Suddenly, all eyes turned to the television screen flashing soft images of an industrial America that had been pushed to the brink only to claw its way back, in Clint Eastwood's words, because America "knows how to come from behind to win." Sounding like the weary but determined character from a tough Detroit neighborhood (a role he played in "Gran Torino"), Eastwood's tone turned defiant.
"This country can't be knocked out with one punch. We get right back up again, and when we do the world is going to hear the roar of our engines." The commercial, "Halftime in America," didn't reveal its sponsor until the final seconds, when Chrysler logos appeared briefly, but it has already become a classic, and perhaps inevitably in this election year, a political football.

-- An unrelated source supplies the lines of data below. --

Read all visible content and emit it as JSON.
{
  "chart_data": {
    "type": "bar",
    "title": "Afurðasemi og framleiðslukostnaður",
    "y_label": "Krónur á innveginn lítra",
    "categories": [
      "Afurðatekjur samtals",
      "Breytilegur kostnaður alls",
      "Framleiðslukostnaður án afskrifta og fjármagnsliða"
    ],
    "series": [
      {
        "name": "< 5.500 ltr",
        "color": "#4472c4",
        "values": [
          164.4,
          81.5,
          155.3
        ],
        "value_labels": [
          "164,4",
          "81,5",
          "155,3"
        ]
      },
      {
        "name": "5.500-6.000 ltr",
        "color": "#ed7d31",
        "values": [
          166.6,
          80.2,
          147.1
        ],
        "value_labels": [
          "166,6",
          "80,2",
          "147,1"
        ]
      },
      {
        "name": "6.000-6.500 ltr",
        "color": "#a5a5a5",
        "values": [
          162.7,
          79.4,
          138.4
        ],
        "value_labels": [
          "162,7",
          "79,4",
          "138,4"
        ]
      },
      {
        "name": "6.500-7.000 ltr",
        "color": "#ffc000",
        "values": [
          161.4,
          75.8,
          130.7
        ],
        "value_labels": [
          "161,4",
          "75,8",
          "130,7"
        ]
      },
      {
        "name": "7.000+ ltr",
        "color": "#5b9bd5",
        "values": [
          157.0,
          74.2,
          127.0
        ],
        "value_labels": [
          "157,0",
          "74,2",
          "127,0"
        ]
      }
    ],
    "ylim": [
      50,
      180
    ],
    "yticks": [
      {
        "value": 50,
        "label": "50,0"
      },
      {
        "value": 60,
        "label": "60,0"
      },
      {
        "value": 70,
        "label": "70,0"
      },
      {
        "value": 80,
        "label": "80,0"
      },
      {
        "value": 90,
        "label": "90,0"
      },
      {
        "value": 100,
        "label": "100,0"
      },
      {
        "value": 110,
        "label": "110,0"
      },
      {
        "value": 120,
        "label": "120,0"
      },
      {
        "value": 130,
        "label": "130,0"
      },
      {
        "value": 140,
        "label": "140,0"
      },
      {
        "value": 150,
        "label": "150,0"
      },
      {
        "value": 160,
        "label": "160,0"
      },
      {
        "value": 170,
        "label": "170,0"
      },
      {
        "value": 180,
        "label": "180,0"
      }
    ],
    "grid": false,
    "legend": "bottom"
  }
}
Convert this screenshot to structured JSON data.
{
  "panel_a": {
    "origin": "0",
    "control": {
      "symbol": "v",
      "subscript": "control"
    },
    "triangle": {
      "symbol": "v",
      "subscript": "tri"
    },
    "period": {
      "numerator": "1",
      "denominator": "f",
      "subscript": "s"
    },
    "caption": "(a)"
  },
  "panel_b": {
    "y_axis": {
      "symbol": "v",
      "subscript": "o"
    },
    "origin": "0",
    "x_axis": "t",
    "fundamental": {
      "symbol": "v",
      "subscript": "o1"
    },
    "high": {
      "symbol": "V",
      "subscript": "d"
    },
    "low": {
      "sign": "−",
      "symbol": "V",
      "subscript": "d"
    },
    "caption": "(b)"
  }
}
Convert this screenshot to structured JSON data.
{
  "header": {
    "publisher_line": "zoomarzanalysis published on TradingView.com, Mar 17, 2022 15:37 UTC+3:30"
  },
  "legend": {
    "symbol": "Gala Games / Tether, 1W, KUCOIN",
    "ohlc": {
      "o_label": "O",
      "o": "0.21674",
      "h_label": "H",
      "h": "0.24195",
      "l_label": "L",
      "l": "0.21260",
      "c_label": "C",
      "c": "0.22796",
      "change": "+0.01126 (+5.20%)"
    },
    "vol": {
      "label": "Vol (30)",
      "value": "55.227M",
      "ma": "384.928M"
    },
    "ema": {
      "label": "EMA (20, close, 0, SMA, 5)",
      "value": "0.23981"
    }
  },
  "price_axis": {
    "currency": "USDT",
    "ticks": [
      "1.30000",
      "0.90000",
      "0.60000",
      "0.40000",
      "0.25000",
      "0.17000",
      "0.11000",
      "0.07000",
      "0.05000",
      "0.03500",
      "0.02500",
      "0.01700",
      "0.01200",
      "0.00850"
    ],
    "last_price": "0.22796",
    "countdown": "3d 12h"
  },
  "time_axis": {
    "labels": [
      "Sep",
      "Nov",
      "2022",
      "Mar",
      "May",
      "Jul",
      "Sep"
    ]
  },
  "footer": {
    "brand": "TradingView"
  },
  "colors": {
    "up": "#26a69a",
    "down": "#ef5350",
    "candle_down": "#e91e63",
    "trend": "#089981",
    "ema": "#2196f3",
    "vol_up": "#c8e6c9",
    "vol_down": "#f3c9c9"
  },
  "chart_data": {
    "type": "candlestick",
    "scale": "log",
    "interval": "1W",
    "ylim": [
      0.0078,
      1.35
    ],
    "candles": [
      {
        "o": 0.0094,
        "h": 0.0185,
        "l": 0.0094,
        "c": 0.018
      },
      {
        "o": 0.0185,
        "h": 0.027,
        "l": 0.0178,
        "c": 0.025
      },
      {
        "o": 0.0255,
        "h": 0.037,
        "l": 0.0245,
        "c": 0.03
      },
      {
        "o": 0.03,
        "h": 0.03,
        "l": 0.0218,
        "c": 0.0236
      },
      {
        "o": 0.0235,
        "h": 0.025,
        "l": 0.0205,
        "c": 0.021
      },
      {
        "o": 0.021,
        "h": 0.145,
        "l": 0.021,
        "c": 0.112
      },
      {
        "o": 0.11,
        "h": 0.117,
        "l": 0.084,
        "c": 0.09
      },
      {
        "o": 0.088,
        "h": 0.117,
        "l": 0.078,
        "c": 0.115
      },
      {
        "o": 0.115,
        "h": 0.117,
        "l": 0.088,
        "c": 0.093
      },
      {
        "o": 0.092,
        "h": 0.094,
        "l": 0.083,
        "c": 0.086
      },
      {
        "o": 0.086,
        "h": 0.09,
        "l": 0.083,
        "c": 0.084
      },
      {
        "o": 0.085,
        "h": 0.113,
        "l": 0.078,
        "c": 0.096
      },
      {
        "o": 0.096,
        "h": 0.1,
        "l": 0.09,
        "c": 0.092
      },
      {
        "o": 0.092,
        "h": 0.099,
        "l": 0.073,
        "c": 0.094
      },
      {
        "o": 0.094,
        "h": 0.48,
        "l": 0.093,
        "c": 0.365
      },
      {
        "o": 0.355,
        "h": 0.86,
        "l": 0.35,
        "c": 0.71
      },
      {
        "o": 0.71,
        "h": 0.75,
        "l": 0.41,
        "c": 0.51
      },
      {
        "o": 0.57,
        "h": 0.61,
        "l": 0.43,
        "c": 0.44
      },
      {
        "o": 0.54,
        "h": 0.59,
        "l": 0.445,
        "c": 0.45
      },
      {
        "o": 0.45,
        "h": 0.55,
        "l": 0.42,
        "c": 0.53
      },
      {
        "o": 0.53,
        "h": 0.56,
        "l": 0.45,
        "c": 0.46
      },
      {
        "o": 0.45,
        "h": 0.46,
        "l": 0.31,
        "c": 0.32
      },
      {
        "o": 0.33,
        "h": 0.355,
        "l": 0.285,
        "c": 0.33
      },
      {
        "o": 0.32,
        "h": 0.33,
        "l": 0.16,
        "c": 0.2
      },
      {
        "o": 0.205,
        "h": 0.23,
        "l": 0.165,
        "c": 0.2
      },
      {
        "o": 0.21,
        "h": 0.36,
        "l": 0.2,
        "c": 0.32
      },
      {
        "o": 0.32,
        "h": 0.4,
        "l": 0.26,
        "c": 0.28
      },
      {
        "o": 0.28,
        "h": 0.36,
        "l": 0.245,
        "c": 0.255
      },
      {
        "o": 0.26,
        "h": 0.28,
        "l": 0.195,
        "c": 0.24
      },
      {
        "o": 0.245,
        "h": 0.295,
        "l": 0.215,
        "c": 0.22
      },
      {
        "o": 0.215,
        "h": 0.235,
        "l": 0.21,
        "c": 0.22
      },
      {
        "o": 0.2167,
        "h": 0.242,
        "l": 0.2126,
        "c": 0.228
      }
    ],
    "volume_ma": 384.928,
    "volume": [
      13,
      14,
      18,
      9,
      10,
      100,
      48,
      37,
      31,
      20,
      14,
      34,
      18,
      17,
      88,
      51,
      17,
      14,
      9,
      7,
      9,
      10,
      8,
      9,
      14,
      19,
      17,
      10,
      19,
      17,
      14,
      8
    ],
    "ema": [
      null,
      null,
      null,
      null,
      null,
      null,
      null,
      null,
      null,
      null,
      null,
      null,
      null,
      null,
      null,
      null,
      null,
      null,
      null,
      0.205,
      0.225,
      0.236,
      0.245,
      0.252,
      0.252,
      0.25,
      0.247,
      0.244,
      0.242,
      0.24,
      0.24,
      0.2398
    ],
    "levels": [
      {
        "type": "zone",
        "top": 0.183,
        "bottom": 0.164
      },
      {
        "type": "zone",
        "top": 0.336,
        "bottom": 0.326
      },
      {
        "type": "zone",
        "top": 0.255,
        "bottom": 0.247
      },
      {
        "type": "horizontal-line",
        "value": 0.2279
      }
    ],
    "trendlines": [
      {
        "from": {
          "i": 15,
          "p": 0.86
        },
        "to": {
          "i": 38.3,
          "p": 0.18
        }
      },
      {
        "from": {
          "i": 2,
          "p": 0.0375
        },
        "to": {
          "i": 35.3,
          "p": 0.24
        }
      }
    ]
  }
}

White House spokesman Dan Pfeiffer weighed in on Twitter, "Saving the American Auto Industry: Something Eminem and Clint Eastwood can agree on." (Eminem's Chrysler commercial was a huge hit last Super bowl.) The conservative blogger Michel Malkin fumed, "Did I just see Clint Eastwood fronting an auto bailout ad?"
Chrysler, like General Motors, was headed for the junk heap before the Bush and Obama administrations rode to the rescue with $12.5 billion from U.S. taxpayers. Now, both are roaring back from near death-hiring workers and posting strong profits. In January, the American auto industry put the pedal to the metal, selling cars at the fastest pace in nearly four years. (Chrysler has repaid all but $1.3 billion.)
Ironically enough, Eastwood-the former Republican mayor of Carmel, Calif., opposed the bailout, telling the Los Angeles Times in 2010: "We shouldn't be bailing out the banks and car companies. If a CEO can't figure out how to make his company profitable, then he shouldn't be the CEO."
Republican presidential candidate Mitt Romney also opposed using government money to help the American automakers, famously penning an op-ed in the New York Times entitled, "Let Detroit Go Bankrupt." Now Romney says he favored a "structured bankruptcy" using private funds. But former Obama administration car czar Steven Rattner, who supervised the bailout, tells ABC News that such a solution was impossible during the credit crisis of 2008-2009 because only the government was willing or able to provide financing.
But Chrysler CEO Sergio Marchionne insists that presidential politics had nothing to do with Eastwood's Chrysler commercial. "It has zero political content," Marchionne told Detroit radio station WJR. "We are as apolitical as you can make us." Instead, he says, the ad was intended as a tribute to the employees of Chrysler and resonated "because it says something…about the resilience of America."
Italy's Fiat SpA now owns a majority of Chrysler.